Here are some ways to deepen your understanding on National Sorry Day, during National Reconciliation Week, and beyond.
National Sorry Day at Melbourne Town Hall
Pause to reflect as we light up Melbourne Town Hall in purple – the colour of the native hibiscus rose – to commemorate National Sorry Day, and pay respect to the Stolen Generations. From dusk on Thursday 26 May.
National Reconciliation Week events
1. Oration by Adam Briggs
Friday 27 May
Hear award-winning rapper, record label owner, comedy writer, actor, and author Briggs speak to mark the start of National Reconciliation Week at Melbourne Town Hall.
Reserve your seat in Swanston Hall for the oration, which will be followed by a free afternoon tea, or watch on live stream (stay tuned for the link).
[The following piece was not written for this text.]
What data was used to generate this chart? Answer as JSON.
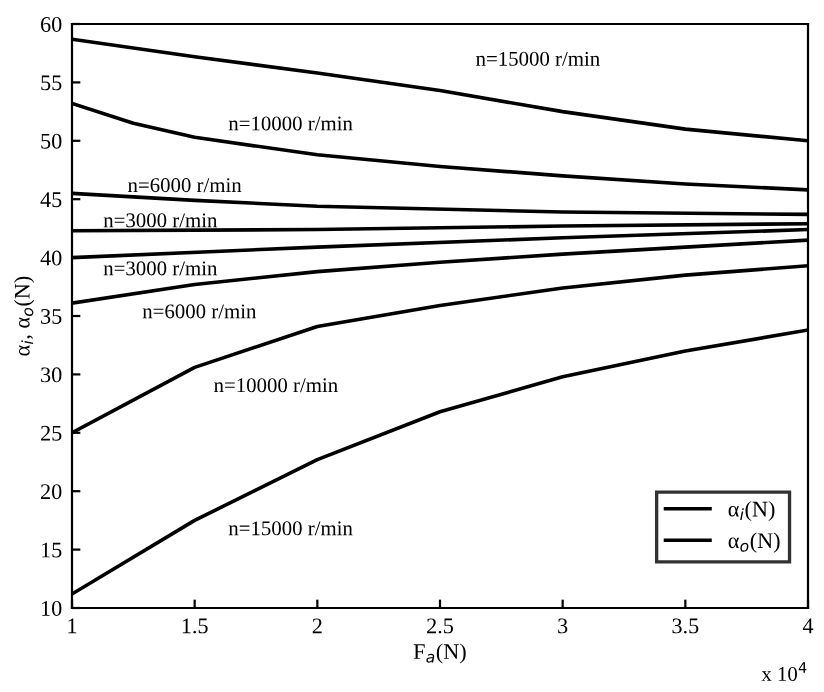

From 12.30pm to 1.30pm.
2. Ripple Effect film screening
Monday 30 May
Watch a film that explores the mental health impacts of racism at Library at The Dock from 3pm to 5pm.
Championed by Nathan Lovett-Murray and told through the story of Nicky Winmar, The Ripple Effect features interviews with sports stars who have experienced racism.
3. Author discussion
Thursday 2 June
Head to City Library to hear top Aboriginal authors in discussion from 6.30pm to 7.30pm.
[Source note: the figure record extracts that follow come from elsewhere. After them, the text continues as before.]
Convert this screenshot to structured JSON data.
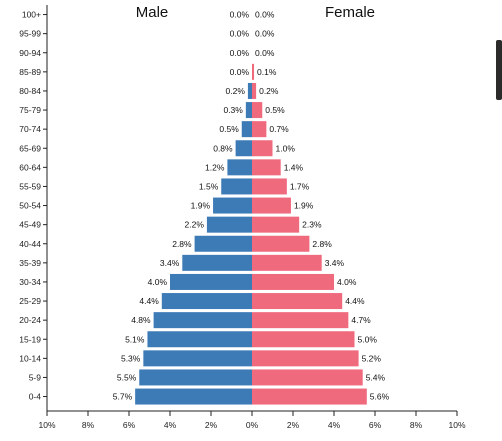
{
  "chart_data": {
    "type": "bar",
    "orientation": "horizontal",
    "categories": [
      "100+",
      "95-99",
      "90-94",
      "85-89",
      "80-84",
      "75-79",
      "70-74",
      "65-69",
      "60-64",
      "55-59",
      "50-54",
      "45-49",
      "40-44",
      "35-39",
      "30-34",
      "25-29",
      "20-24",
      "15-19",
      "10-14",
      "5-9",
      "0-4"
    ],
    "series": [
      {
        "name": "Male",
        "color": "#3d7bb7",
        "values": [
          0.0,
          0.0,
          0.0,
          0.0,
          0.2,
          0.3,
          0.5,
          0.8,
          1.2,
          1.5,
          1.9,
          2.2,
          2.8,
          3.4,
          4.0,
          4.4,
          4.8,
          5.1,
          5.3,
          5.5,
          5.7
        ],
        "labels": [
          "0.0%",
          "0.0%",
          "0.0%",
          "0.0%",
          "0.2%",
          "0.3%",
          "0.5%",
          "0.8%",
          "1.2%",
          "1.5%",
          "1.9%",
          "2.2%",
          "2.8%",
          "3.4%",
          "4.0%",
          "4.4%",
          "4.8%",
          "5.1%",
          "5.3%",
          "5.5%",
          "5.7%"
        ]
      },
      {
        "name": "Female",
        "color": "#ef6a7d",
        "values": [
          0.0,
          0.0,
          0.0,
          0.1,
          0.2,
          0.5,
          0.7,
          1.0,
          1.4,
          1.7,
          1.9,
          2.3,
          2.8,
          3.4,
          4.0,
          4.4,
          4.7,
          5.0,
          5.2,
          5.4,
          5.6
        ],
        "labels": [
          "0.0%",
          "0.0%",
          "0.0%",
          "0.1%",
          "0.2%",
          "0.5%",
          "0.7%",
          "1.0%",
          "1.4%",
          "1.7%",
          "1.9%",
          "2.3%",
          "2.8%",
          "3.4%",
          "4.0%",
          "4.4%",
          "4.7%",
          "5.0%",
          "5.2%",
          "5.4%",
          "5.6%"
        ]
      }
    ],
    "xlim": [
      -10,
      10
    ],
    "xticks": [
      "10%",
      "8%",
      "6%",
      "4%",
      "2%",
      "0%",
      "2%",
      "4%",
      "6%",
      "8%",
      "10%"
    ],
    "grid": false
  }
}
The panel will include award winning authors Ronnie Gorrie (Black and Blue: A Memoir of Racism and Resilience) and Tony Birch (The White Girl, Ghost River, Blood, and more).
4. Storytime sessions
Monday 30 May to Friday 3 June
Bring your kids to enjoy readings of children’s books by Aboriginal authors, at various times and locations. To find a storytime event near you, visit What’s On at our libraries.
5. Mabo Day concert
Friday 3 June
Celebrate the 30th anniversary of the Mabo High Court decision with the live release of Jessie Lloyd’s album Ailan Project. Jessie will lead a six-piece band and be joined by songwomen and Elders to celebrate the musical traditions and history of the Torres Strait.
About National Reconciliation Week
National Reconciliation Week is a time for all Australians to learn about our shared histories, cultures, and achievements, and to explore how each of us can contribute to achieving reconciliation in Australia.
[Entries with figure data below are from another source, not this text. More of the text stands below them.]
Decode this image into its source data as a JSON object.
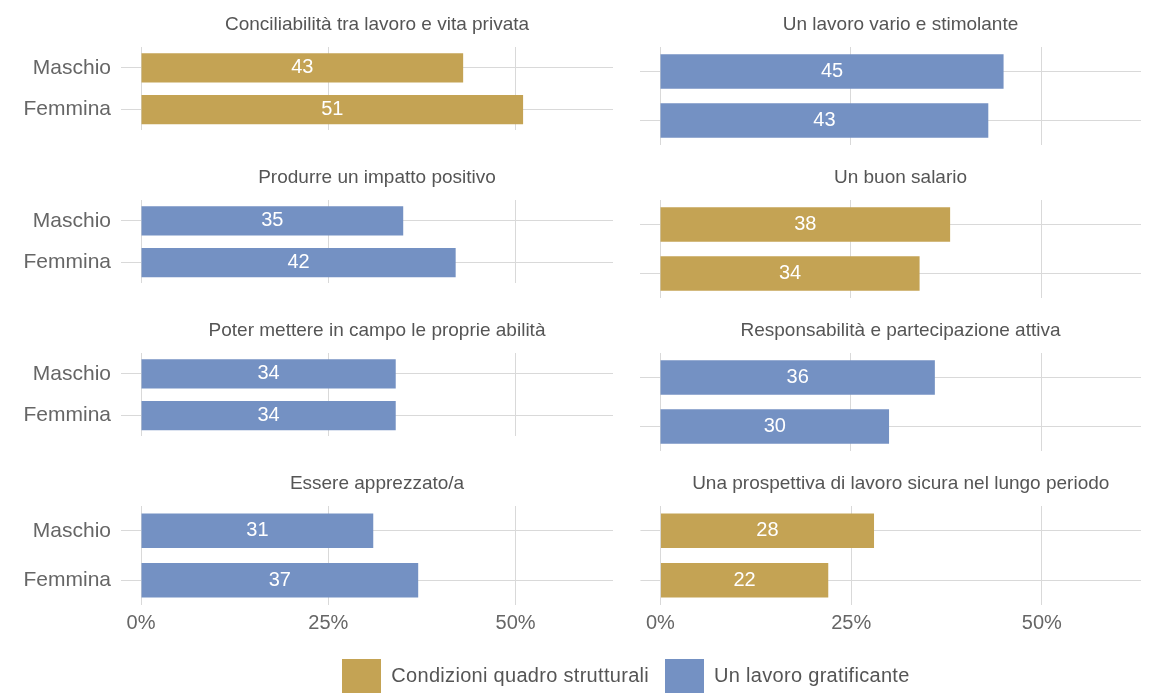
{
  "chart_data": [
    {
      "type": "bar",
      "orientation": "horizontal",
      "title": "Conciliabilità tra lavoro e vita privata",
      "categories": [
        "Maschio",
        "Femmina"
      ],
      "series": [
        {
          "name": "Condizioni quadro strutturali",
          "color": "#c4a354",
          "values": [
            43,
            51
          ]
        }
      ],
      "xlim": [
        0,
        63
      ],
      "xticks": [
        {
          "value": 0,
          "label": "0%"
        },
        {
          "value": 25,
          "label": "25%"
        },
        {
          "value": 50,
          "label": "50%"
        }
      ],
      "grid": true,
      "data_labels": true,
      "tick_labels": "y",
      "legend": "bottom"
    },
    {
      "type": "bar",
      "orientation": "horizontal",
      "title": "Un lavoro vario e stimolante",
      "categories": [
        "Maschio",
        "Femmina"
      ],
      "series": [
        {
          "name": "Un lavoro gratificante",
          "color": "#7491c3",
          "values": [
            45,
            43
          ]
        }
      ],
      "xlim": [
        0,
        63
      ],
      "xticks": [
        {
          "value": 0,
          "label": "0%"
        },
        {
          "value": 25,
          "label": "25%"
        },
        {
          "value": 50,
          "label": "50%"
        }
      ],
      "grid": true,
      "data_labels": true,
      "tick_labels": false,
      "legend": "bottom"
    },
    {
      "type": "bar",
      "orientation": "horizontal",
      "title": "Produrre un impatto positivo",
      "categories": [
        "Maschio",
        "Femmina"
      ],
      "series": [
        {
          "name": "Un lavoro gratificante",
          "color": "#7491c3",
          "values": [
            35,
            42
          ]
        }
      ],
      "xlim": [
        0,
        63
      ],
      "xticks": [
        {
          "value": 0,
          "label": "0%"
        },
        {
          "value": 25,
          "label": "25%"
        },
        {
          "value": 50,
          "label": "50%"
        }
      ],
      "grid": true,
      "data_labels": true,
      "tick_labels": "y",
      "legend": "bottom"
    },
    {
      "type": "bar",
      "orientation": "horizontal",
      "title": "Un buon salario",
      "categories": [
        "Maschio",
        "Femmina"
      ],
      "series": [
        {
          "name": "Condizioni quadro strutturali",
          "color": "#c4a354",
          "values": [
            38,
            34
          ]
        }
      ],
      "xlim": [
        0,
        63
      ],
      "xticks": [
        {
          "value": 0,
          "label": "0%"
        },
        {
          "value": 25,
          "label": "25%"
        },
        {
          "value": 50,
          "label": "50%"
        }
      ],
      "grid": true,
      "data_labels": true,
      "tick_labels": false,
      "legend": "bottom"
    },
    {
      "type": "bar",
      "orientation": "horizontal",
      "title": "Poter mettere in campo le proprie abilità",
      "categories": [
        "Maschio",
        "Femmina"
      ],
      "series": [
        {
          "name": "Un lavoro gratificante",
          "color": "#7491c3",
          "values": [
            34,
            34
          ]
        }
      ],
      "xlim": [
        0,
        63
      ],
      "xticks": [
        {
          "value": 0,
          "label": "0%"
        },
        {
          "value": 25,
          "label": "25%"
        },
        {
          "value": 50,
          "label": "50%"
        }
      ],
      "grid": true,
      "data_labels": true,
      "tick_labels": "y",
      "legend": "bottom"
    },
    {
      "type": "bar",
      "orientation": "horizontal",
      "title": "Responsabilità e partecipazione attiva",
      "categories": [
        "Maschio",
        "Femmina"
      ],
      "series": [
        {
          "name": "Un lavoro gratificante",
          "color": "#7491c3",
          "values": [
            36,
            30
          ]
        }
      ],
      "xlim": [
        0,
        63
      ],
      "xticks": [
        {
          "value": 0,
          "label": "0%"
        },
        {
          "value": 25,
          "label": "25%"
        },
        {
          "value": 50,
          "label": "50%"
        }
      ],
      "grid": true,
      "data_labels": true,
      "tick_labels": false,
      "legend": "bottom"
    },
    {
      "type": "bar",
      "orientation": "horizontal",
      "title": "Essere apprezzato/a",
      "categories": [
        "Maschio",
        "Femmina"
      ],
      "series": [
        {
          "name": "Un lavoro gratificante",
          "color": "#7491c3",
          "values": [
            31,
            37
          ]
        }
      ],
      "xlim": [
        0,
        63
      ],
      "xticks": [
        {
          "value": 0,
          "label": "0%"
        },
        {
          "value": 25,
          "label": "25%"
        },
        {
          "value": 50,
          "label": "50%"
        }
      ],
      "grid": true,
      "data_labels": true,
      "legend": "bottom"
    },
    {
      "type": "bar",
      "orientation": "horizontal",
      "title": "Una prospettiva di lavoro sicura nel lungo periodo",
      "categories": [
        "Maschio",
        "Femmina"
      ],
      "series": [
        {
          "name": "Condizioni quadro strutturali",
          "color": "#c4a354",
          "values": [
            28,
            22
          ]
        }
      ],
      "xlim": [
        0,
        63
      ],
      "xticks": [
        {
          "value": 0,
          "label": "0%"
        },
        {
          "value": 25,
          "label": "25%"
        },
        {
          "value": 50,
          "label": "50%"
        }
      ],
      "grid": true,
      "data_labels": true,
      "tick_labels": "x",
      "legend": "bottom"
    }
  ]
}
The dates for NRW remain the same each year: 27 May to 3 June. These dates commemorate two significant milestones in the reconciliation journey— the successful 1967 referendum, and the High Court Mabo decision respectively.
Reconciliation must live in the hearts, minds and actions of all Australians as we move forward, creating a nation strengthened by respectful relationships between the wider Australian community, and Aboriginal and Torres Strait Islander peoples.
Ways to deepen your understanding year-round
Aboriginal Mapping project: Learn about places of Aboriginal cultural significance using this new interactive digital map – a powerful truth-telling tool that offers an insight into the history of the land and its Traditional Owners.
Book recommendations: Deepen your understanding of Aboriginal history, culture and achievement with this reading list of books by Aboriginal and Torres Strait Islander writers, featuring new literature and thought-provoking topics. You can borrow all these books from our libraries.
Walking tours: Take a self-guided walk from Fitzroy Gardens to Docklands to learn more about Aboriginal heritage and culture, including scarred trees, historical meeting places and monuments, or book a tour with an expert guide from the Koorie Heritage Trust.
Find out more
We are committed to demonstrating how genuine reconciliation can happen between Aboriginal people and the broader community in the City of Melbourne.
We acknowledge and honour the unbroken spiritual, cultural and political connection the Wurundjeri, Bunurong, Dja Dja Wurrung, Taungurung and Wadawurrung peoples of the Eastern Kulin have to this unique place for more than 2000 generations.
Aboriginal culture, knowledge and heritage enrich the city’s growth and development.